- Contributed by
- Age Concern North Tyneside
- People in story:
- Mary Forbes
- Location of story:
- Glasgow
- Background to story:
- Civilian
- Article ID:
- A4182770
- Contributed on:
- 12 June 2005
Mary’s story — a Glasgow Girl in the Land Army
I grew up in Glasgow; I was 13 when war broke out. The school closed down but a teacher came to my home and taught a few of us until we finished our certificate. My childhood ended when war came — we had to grow up quickly. Glasgow was bombed, but not as bad as London or Coventry. Everybody helped each other out to get by.
I left school in April 1940 and went to work for a pawn brokers (my parents' choice) in Cowcaddens, a rough part of Glasgow, and I worked there until I was 17. It was a good job, I earned 8 shillings a week, but it was long hours for 6 days a week. The customers were lovely people, poor but doing their best — one person even pledged their false teeth! There was no stealing though. We had no air raid shelters there — we just used to pull the shutters down and hope for the best.

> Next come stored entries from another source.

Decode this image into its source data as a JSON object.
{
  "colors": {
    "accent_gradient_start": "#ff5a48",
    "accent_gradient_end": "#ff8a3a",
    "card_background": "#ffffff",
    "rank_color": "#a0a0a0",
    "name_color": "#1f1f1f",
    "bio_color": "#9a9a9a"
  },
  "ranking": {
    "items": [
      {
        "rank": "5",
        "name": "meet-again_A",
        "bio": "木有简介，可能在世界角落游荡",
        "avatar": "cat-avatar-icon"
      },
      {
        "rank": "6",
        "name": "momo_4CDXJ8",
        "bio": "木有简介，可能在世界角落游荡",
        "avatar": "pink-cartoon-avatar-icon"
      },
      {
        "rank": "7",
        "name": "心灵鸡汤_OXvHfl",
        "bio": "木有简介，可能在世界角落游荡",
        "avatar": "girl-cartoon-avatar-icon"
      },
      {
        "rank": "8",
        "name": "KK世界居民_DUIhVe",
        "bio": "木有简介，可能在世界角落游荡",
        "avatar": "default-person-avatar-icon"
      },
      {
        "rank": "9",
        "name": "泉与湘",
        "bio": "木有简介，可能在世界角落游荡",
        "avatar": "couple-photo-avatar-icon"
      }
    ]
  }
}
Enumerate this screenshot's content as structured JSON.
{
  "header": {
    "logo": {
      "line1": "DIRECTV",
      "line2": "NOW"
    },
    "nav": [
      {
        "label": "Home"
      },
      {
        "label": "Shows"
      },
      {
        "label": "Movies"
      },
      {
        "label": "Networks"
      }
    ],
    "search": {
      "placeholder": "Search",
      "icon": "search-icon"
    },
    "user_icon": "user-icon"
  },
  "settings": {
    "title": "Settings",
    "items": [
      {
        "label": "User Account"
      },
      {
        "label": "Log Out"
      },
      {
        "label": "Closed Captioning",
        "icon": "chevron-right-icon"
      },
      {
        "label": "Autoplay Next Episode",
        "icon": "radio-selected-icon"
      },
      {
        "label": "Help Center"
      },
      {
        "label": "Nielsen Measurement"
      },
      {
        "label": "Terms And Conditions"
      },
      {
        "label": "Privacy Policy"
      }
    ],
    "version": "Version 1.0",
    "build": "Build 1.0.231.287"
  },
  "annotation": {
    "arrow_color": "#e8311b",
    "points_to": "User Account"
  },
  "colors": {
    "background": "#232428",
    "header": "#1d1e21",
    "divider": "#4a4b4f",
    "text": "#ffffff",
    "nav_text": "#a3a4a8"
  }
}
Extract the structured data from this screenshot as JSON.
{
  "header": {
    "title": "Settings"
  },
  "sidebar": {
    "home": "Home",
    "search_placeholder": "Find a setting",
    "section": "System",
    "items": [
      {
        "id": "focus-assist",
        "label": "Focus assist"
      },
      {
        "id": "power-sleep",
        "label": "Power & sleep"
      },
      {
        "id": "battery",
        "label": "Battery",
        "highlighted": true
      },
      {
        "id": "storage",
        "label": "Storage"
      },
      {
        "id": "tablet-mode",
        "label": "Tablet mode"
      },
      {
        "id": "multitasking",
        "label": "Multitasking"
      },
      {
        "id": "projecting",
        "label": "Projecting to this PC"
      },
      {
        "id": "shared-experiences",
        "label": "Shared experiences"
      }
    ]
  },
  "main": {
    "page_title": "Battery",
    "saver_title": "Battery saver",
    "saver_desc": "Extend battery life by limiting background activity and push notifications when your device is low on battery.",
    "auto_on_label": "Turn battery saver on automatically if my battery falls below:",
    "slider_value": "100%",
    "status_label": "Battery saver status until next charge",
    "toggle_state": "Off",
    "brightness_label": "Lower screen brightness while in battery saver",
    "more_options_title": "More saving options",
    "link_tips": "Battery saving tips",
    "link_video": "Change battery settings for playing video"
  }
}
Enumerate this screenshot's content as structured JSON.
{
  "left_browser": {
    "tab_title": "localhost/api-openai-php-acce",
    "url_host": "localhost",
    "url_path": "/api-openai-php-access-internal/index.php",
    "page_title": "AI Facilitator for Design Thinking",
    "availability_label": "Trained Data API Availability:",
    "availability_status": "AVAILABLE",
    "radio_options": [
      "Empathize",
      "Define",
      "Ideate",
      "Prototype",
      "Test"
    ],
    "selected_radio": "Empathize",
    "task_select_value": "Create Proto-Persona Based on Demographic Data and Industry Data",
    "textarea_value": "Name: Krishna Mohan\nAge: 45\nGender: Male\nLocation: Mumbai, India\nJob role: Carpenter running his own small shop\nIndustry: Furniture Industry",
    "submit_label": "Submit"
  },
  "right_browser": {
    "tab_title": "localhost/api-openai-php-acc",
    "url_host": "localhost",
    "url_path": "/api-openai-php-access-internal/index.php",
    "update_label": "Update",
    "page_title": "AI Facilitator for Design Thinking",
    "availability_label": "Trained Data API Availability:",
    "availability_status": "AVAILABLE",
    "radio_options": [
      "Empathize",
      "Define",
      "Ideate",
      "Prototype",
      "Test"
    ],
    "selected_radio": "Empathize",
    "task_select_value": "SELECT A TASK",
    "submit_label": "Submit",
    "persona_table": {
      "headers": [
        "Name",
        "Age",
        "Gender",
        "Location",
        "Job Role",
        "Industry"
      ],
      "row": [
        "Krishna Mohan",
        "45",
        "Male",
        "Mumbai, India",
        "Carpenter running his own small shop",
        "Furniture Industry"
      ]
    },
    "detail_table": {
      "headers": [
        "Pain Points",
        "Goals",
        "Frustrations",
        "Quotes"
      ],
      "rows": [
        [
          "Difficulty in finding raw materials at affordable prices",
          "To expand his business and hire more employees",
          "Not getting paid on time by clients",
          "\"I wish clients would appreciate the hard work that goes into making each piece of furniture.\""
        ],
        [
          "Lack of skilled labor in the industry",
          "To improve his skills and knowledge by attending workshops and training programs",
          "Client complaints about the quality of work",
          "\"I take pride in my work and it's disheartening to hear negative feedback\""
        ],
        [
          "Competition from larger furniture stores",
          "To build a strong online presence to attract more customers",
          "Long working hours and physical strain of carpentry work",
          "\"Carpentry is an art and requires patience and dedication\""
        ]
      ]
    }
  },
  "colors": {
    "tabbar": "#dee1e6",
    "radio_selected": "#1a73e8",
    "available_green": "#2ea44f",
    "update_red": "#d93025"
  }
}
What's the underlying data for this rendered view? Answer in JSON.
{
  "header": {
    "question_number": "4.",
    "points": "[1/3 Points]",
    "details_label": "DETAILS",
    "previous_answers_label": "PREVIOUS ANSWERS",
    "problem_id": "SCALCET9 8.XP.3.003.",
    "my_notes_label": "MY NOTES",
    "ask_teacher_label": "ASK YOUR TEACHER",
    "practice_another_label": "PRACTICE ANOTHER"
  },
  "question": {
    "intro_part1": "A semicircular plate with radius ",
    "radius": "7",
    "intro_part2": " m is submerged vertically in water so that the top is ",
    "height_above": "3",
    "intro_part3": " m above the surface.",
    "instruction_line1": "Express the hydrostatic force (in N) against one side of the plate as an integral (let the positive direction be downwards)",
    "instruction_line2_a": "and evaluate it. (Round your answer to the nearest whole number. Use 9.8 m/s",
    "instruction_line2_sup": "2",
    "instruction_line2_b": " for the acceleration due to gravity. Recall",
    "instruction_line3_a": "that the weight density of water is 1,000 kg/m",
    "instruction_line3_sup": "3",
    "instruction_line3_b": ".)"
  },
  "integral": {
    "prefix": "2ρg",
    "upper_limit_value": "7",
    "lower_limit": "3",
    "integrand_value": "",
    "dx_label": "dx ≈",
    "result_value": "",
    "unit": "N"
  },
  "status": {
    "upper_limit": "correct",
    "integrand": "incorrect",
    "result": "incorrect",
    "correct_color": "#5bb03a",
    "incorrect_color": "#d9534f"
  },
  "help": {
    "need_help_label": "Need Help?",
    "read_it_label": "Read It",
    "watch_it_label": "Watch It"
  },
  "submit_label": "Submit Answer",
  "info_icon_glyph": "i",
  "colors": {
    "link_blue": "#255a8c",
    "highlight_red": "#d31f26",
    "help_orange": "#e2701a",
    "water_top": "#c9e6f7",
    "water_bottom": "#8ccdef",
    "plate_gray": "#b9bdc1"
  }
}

We saw a German plane shot down once, and I said “Good”, but my Mother stopped me and said “That’s a Mother’s son, no war is good”.
At 17 the choice was either munitions, nursing or the land army (and I chose the last — it paid 15 shillings a week). First I went to an agricultural college called Auchin Cruive for a month. The first week I started worked at 4 am with pigs. The second week I started at 4am milking. The third week was hens and ducks and the fourth week was field work. Then I was sent to a farm in Bar Hill in Ayrshire where I had to collect water every day. It was a good farm but I was quite lonely there. After a while I moved on to the village of Bar — there was a group of 10 of us who worked different farms every day — along with German and Italian POWs. I preferred the Germans as the Italians bothered us girls — one day when they had been going on about victory for Mussolini we pelted them with rotten potatoes.
At least I was out of the dangers of air raids in Glasgow. I worked long hours, but I could eat well on the 15 shillings a week.
I used to get home once a month. I was only 17, I wanted to stay near my parents so I never took up the opportunities to work further away.
I preferred dairy work. I was working a 70 hour week at one place — first milking, then harvesting, then helping the farmer’s wife in the evening to cook for all the workers.
I got engaged to a farmer in Bar at the end of the war and married him shortly after the war, but it didn’t last.
We used to come to Whitley Bay on holiday — and much later I married our landlady’s son and moved here to live.